Quel est le planning pour la révision exceptionnelle des listes électorales et la distribution des cartes d’électeurs ?

MMT : Nous avons prévu pour la révision exceptionnelle des listes électorales 21 jours de collecte des informations sur le terrain. Pendant ce temps, en des endroits fixes, les populations du Burkina Faso qui n’étaient pas encore inscrites sur les listes électorales pourront le faire.

Je pense que c’est un temps largement suffisant pour pouvoir inscrire tous ceux qui le désirent. Ensuite, nous allons ramener toutes ces informations au niveau central pour les intégrer également dans le fichier que nous disposons déjà et qui a été déjà saisi mais non encore traité. Après les saisies des nouvelles données, on procédera ensuite à un traitement informatique pour expurger les listes de toutes les impuretés. C’est à partir de ce moment qu’on va éditer les listes définitives et automatiquement les cartes d’électeurs seront redistribuées à travers nos démembrements. Il est prévu un mois pour la phase de redistribution.

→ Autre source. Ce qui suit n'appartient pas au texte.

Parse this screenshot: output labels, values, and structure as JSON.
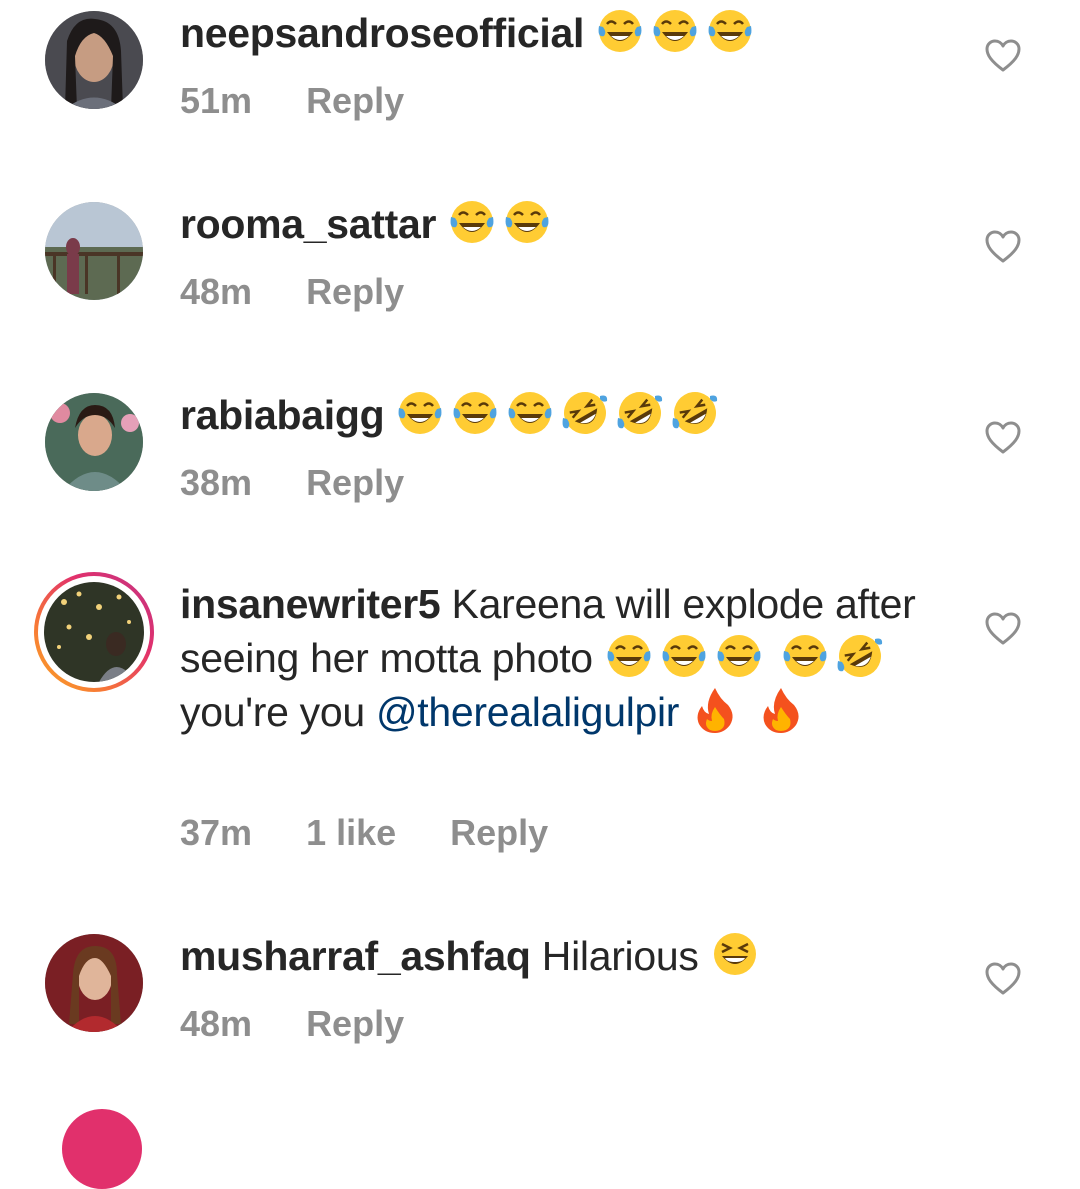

Qu’en est-il du vote des Burkinabè à l’étranger ?

MMT : Cela relève d’une décision politique.
Et comme la CENI n’est pas dans la chaîne de la prise de décisions politiques, il appartient aux politiques de discuter et de convenir de ce qu’il y a lieu de faire.
Toutes fois si la décision est prise de faire voter dans nos ambassades à l’étranger nous allons nous organiser en conséquence. Mais il faut savoir qu’il n’y pas une interdiction de vote des Burkinabè qui sont à l’étranger.

Le droit prévoit d’inscrire tout Burkinabè qui se présenterait même en dehors de la période prévue pour les révisions exceptionnelles.
Quelqu’un qui est à l’étranger quel que soit le moment où il rentre au pays, la CENI peut l’inscrire avant le vote.
Les Burkinabè à l’étranger ont donc la possibilité de venir se faire inscrire et sont tenus de voter au pays.